Why “No” and “Yes” Won’t Cut It: Turning the Tide of Sexual Assault

October 6, 2014 at 5:15 am Leave a comment


College CampusIn the wake of a horrifying barrage of sexual assaults on college campuses, university administrators – and now whole state governments – are scrambling to turn the tide. The California legislature passed a law at the end of August requiring what is referred to as “affirmative consent.” The measure requires not only that a person not say “no” to a sexual encounter, but also that he or she offer “an affirmative, conscious and voluntary agreement to engage in sexual activity.”[1] In other words, a person must say “yes” to a sexual encounter. Interestingly, according to the legislation, this “yes” need not be verbal. It can also be communicated through actions. Or, if you prefer, it can even be communicated electronically.  Just like everything else in our high tech world, if you want to make sure you’re having consensual sex, there’s an app for that.  Of course, trying to discern what constitutes affirmative consent, even when you have an app, is no easy task. Emma Goldberg, a member Students Against Sexual Violence at Yale, admits: “It’s obviously quite difficult for administrators to adjudicate affirmative consent, and there is always room for improvement in enforcement of these policies.”[2]

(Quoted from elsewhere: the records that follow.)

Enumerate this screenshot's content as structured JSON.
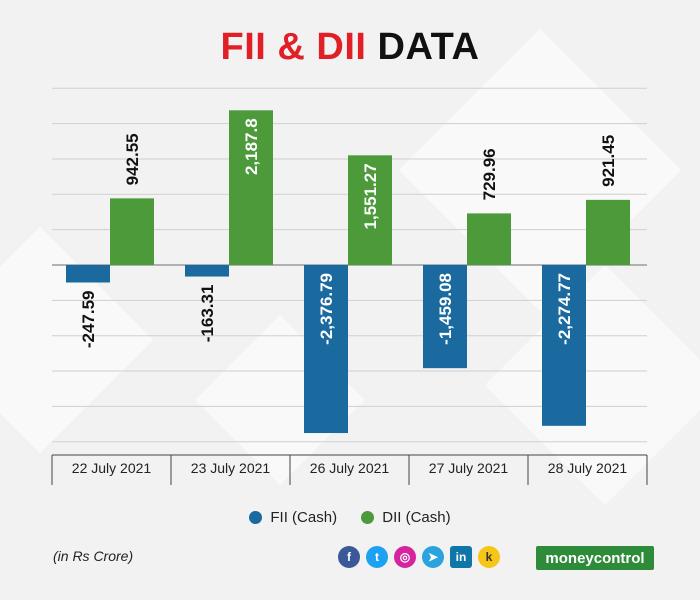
{
  "header": {
    "title_part1": "FII & DII",
    "title_part2": "DATA"
  },
  "note": "(in Rs Crore)",
  "brand": "moneycontrol",
  "social_icons": [
    "facebook-icon",
    "twitter-icon",
    "instagram-icon",
    "telegram-icon",
    "linkedin-icon",
    "koo-icon"
  ],
  "colors": {
    "fii": "#1a6aa0",
    "dii": "#4d9a3b",
    "title_red": "#e01f26"
  },
  "chart_data": {
    "type": "bar",
    "categories": [
      "22 July 2021",
      "23 July 2021",
      "26 July 2021",
      "27 July 2021",
      "28 July 2021"
    ],
    "series": [
      {
        "name": "FII (Cash)",
        "values": [
          -247.59,
          -163.31,
          -2376.79,
          -1459.08,
          -2274.77
        ],
        "labels": [
          "-247.59",
          "-163.31",
          "-2,376.79",
          "-1,459.08",
          "-2,274.77"
        ]
      },
      {
        "name": "DII (Cash)",
        "values": [
          942.55,
          2187.8,
          1551.27,
          729.96,
          921.45
        ],
        "labels": [
          "942.55",
          "2,187.8",
          "1,551.27",
          "729.96",
          "921.45"
        ]
      }
    ],
    "ylim": [
      -2500,
      2500
    ],
    "grid": true,
    "legend_position": "bottom"
  }
}
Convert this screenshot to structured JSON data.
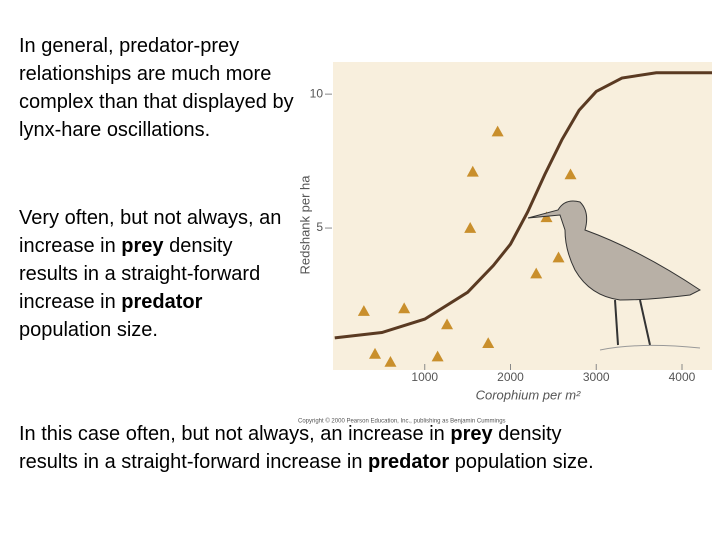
{
  "paragraphs": [
    {
      "runs": [
        {
          "text": "In general, predator-prey relationships are much more complex than that displayed by lynx-hare oscillations.",
          "bold": false
        }
      ]
    },
    {
      "runs": [
        {
          "text": "Very often, but not always, an increase in ",
          "bold": false
        },
        {
          "text": "prey",
          "bold": true
        },
        {
          "text": " density results in a straight-forward increase in ",
          "bold": false
        },
        {
          "text": "predator",
          "bold": true
        },
        {
          "text": " population size.",
          "bold": false
        }
      ]
    },
    {
      "runs": [
        {
          "text": "In this case often, but not always, an increase in ",
          "bold": false
        },
        {
          "text": "prey",
          "bold": true
        },
        {
          "text": " density results in a straight-forward increase in ",
          "bold": false
        },
        {
          "text": "predator",
          "bold": true
        },
        {
          "text": " population size.",
          "bold": false
        }
      ]
    }
  ],
  "chart_data": {
    "type": "scatter",
    "x_label": "Corophium per m²",
    "y_label": "Redshank per ha",
    "note": "Copyright © 2000 Pearson Education, Inc., publishing as Benjamin Cummings",
    "points": {
      "color": "#c98f2c",
      "x": [
        290,
        420,
        600,
        760,
        1150,
        1260,
        1530,
        1560,
        1740,
        1850,
        2300,
        2420,
        2560,
        2700
      ],
      "y": [
        1.9,
        0.3,
        0.0,
        2.0,
        0.2,
        1.4,
        5.0,
        7.1,
        0.7,
        8.6,
        3.3,
        5.4,
        3.9,
        7.0
      ]
    },
    "curve": {
      "color": "#5a3a22",
      "x": [
        -50,
        500,
        1000,
        1500,
        1800,
        2000,
        2200,
        2400,
        2600,
        2800,
        3000,
        3300,
        3700,
        4350
      ],
      "y": [
        0.9,
        1.1,
        1.6,
        2.6,
        3.6,
        4.4,
        5.6,
        7.0,
        8.3,
        9.4,
        10.1,
        10.6,
        10.8,
        10.8
      ]
    },
    "xlim": [
      -70,
      4350
    ],
    "ylim": [
      -0.3,
      11.2
    ],
    "xticks": [
      1000,
      2000,
      3000,
      4000
    ],
    "yticks": [
      5,
      10
    ],
    "background": "#f8efdd"
  }
}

Ultimately, the problem with affirmative consent laws such as the one California lawmakers have passed is not that it is too strong, but too weak. Feeble legislative attempts that require mere consent will not and cannot address the deep moral realities of human sexuality.

Robert Reilly, a senior fellow at the American Foreign Policy Council, recently published a book dealing with modern sexual ethics. In the introduction, he insightfully notes that differing views on sex are rooted in different conceptions of reality:

There are two fundamental views of reality. One is that things have a Nature that is teleologically ordered to ends that inhere in their essence and make them what they are. In other words, things have inbuilt purposes. The other is that things do not have a Nature with ends: things are nothing in themselves, but are only what we make them to be according to our wills and desires. Therefore, we can make everything, including ourselves, anything that we wish and that we have the power to do.[3]

This is a stunning analysis of the worldview that permeates and shapes our sexual ethics. In a myriad of ways, we have worked to separate sex from its natural – what Reilly would call “real” – ends. We defy sex’s procreative reality with abortion. We fight against sex’s emotionally intimate reality with our hookup culture. We have placed sex and its moral entailments squarely in the confines our wills. If we want to have sex, sex is moral. If we don’t want to have sex, sex is immoral.

The fact of the matter is this: our wills cannot provide an adequate moral framework and reality for human sexuality. The contrail of shattered families, wrecked finances, and broken hearts that our sexual wills have left strewn in our societal sky is proof positive of this. Furthermore, teleological reality has a funny way of continually smacking us squarely in the face, no matter how stridently we may try to escape it. Through sex, babies will continue to be conceived. Because of fleeting trysts, people will continue to be riddled by regret. Sex will continue to impress its reality on us, whether or not we want it to. Perhaps we ought to start living in that reality rather than seeking to escape it.

In a society where we pretend that our mere wills can determine the morality of sexuality, states and universities can do no better than to legislate a “yes” before sex, no matter how insufficient, impotent, and fraught with adjudicative hair splitting such legislation may be. But as Christians, we can affirm that God had purposes in mind when He created sex. Therefore, as the Church, we can call for sexual ethics to be in line with these purposes and not just with our desires. So for those on college campuses, I ask, for the sake of God’s will and your wellbeing, to consider waiting not just for someone to say “yes” before you have sex, but to say “I do.”

It’ll work out a lot better.

_____________________________

[1] Aaron Mendelson, “California passes ‘yes-means-yes’ campus sexual assault bill,” Reuters (8.29.2014).

[2] Richard Pérez-Peña and Ian Lovett, “California Law on Sexual Consent Pleases Many but Leaves Some Doubters,” The New York Times (9.29.2014).

[3] Robert R. Reilly, Making Gay Okay: How Rationalizing Homosexual Behavior Is Changing Everything (San Francisco: Ignatius Press, 2014), xi-xii.